O docente falou ao programa Direto ao Ponto, da Rádio Guaíba, e apontou que inicialmente o foco da ação havia sido direcionado para três instituições (UNB, UFBA e UFF), mas que “como é completamente ilegal cortar verbas por questões ideológicas, voltou atrás quando viu que isso é ilegal e se estendeu isso para 63 universidades.”
Reforçou que há, sim, um déficit nas verbas destinadas à educação nos últimos anos, mas que a decisão atual não foi baseada em questões econômicas: “o governo atual tem uma posição político-partidária que o coloca contra praticamente toda área da educação. Desde Itamar Franco, todos os governos, qualquer partido que fosse, entenderam que a educação era a chave para a emancipação, para melhorar de vida. O atual presidente, em campanha, apontou a educação uma ameaça, como uma ameaça à moral pública”, ressaltou.
Ribeiro afirmou ainda que essa situação é “muito grave, pois o corte do governo refletiria nas contas básicas das instituições, nas bolsas dos alunos, salários de professores, o que inviabilizaria a continuidade das atividades.” Sobre eventuais alternativas que os próprios estudantes poderiam tomar para manter bolsas e benefícios legais, citou o uso de instrumentos como ações na Justiça e liminares: “o estudante sem verba não come, não pega ônibus, não consegue chegar até a aula”, ponderou.
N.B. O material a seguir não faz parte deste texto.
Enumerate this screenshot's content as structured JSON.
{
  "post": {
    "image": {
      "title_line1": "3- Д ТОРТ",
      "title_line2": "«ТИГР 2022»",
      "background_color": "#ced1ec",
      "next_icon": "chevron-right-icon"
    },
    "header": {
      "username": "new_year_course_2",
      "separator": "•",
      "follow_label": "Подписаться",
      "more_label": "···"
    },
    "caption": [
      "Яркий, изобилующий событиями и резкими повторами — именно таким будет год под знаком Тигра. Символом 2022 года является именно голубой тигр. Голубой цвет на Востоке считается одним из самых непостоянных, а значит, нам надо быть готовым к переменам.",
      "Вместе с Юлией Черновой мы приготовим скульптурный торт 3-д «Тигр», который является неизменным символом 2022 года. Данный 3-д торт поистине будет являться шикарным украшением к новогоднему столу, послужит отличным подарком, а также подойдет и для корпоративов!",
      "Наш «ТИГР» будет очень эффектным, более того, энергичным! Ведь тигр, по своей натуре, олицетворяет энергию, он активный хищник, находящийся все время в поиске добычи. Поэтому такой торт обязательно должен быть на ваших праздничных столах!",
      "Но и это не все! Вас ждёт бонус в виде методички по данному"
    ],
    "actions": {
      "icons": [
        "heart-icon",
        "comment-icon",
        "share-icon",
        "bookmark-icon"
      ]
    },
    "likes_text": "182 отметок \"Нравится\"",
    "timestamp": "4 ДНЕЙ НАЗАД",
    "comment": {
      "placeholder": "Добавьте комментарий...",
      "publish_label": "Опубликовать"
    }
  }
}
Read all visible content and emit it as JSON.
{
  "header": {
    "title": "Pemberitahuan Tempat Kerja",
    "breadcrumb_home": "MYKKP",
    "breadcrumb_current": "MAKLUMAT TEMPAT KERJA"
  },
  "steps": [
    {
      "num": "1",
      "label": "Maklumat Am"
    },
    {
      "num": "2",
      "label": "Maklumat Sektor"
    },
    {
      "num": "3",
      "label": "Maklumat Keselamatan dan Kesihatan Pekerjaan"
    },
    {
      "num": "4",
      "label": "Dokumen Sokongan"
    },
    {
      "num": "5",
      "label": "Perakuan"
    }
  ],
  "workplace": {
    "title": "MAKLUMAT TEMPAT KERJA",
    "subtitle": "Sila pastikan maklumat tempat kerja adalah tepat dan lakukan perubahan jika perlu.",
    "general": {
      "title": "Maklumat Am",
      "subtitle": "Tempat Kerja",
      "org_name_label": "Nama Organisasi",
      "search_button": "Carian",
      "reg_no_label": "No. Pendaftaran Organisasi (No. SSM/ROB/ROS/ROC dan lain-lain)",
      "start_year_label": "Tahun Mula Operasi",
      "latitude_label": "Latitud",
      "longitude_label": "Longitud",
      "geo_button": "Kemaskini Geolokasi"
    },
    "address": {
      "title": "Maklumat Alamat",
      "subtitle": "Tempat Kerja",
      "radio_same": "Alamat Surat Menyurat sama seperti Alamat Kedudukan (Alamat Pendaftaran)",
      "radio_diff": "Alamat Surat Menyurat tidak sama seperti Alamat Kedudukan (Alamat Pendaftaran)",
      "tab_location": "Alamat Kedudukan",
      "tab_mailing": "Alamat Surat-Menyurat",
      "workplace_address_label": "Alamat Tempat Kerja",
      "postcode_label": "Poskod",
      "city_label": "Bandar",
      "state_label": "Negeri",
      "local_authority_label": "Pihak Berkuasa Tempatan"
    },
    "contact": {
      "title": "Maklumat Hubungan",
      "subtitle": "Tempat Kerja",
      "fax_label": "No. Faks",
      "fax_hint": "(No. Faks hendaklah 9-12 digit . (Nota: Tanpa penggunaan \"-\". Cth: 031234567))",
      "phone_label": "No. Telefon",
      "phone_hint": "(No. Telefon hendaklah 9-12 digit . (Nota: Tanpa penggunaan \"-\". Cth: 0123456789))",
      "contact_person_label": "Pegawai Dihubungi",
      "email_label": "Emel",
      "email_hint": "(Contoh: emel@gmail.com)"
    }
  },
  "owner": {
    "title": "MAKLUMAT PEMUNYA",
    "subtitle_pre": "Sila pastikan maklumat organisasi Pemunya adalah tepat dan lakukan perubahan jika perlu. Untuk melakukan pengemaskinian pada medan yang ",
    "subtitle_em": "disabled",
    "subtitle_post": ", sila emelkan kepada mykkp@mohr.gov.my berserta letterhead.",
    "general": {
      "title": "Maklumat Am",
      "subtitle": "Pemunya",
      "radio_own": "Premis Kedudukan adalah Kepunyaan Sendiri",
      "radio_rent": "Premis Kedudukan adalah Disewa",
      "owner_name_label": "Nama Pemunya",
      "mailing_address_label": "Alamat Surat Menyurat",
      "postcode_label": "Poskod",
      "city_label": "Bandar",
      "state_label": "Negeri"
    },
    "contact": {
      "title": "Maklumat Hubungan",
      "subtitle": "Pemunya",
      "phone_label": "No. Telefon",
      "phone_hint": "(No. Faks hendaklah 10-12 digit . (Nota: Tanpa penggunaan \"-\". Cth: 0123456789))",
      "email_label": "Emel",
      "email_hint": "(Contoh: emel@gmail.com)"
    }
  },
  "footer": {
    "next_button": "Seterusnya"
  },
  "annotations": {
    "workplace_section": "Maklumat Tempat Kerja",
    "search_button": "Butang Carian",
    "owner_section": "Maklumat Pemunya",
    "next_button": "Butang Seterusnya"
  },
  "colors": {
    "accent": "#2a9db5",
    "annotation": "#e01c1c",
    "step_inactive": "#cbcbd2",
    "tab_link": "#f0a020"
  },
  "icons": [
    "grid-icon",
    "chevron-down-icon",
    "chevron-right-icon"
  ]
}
Ainda sobre o trato da atual gestão com o setor, disse que “é um governo que assume com muita desconfiança”. Apontou que a chamada “direita tradicional” não teria essa mesmo posição, visto que entenderia a necessidade do investimento em educação para a garantia e fortalecimento do crescimento econômico. Sobre as comparações com os investimentos de outros países, explicou que não seria correto comparar os investimentos do Brasil e da Alemanha (ambos na casa dos 6% do orçamento), por exemplo, quando o PIB do país europeu é cinco vezes maior que o brasileiro. “Isso faz com que o investimento deles seja cinco vezes maior, e na Alemanha está tudo pronto, você tem professores bem formados, bons laboratórios, não tem escolas sem banheiro”, disse.
Por fim, comentou acerca da falta de interesse na carreira do magistério. Apontou a defasagem salarial como um dos fatores que afastam o interesse dos jovens, e elencou o desprestígio pela qual a docência passa: “os professores dos anos 50 eram respeitados na cidade. Estavam no nível do juiz, do vigário, do promotor. E hoje o prestígio diminuiu. Se você perguntar numa sala de aula, poucos alunos dirão que querem ser professores. E veja que terrível: você passa doze anos em sala de aula e não vê um modelo de futuro para você”, encerrou.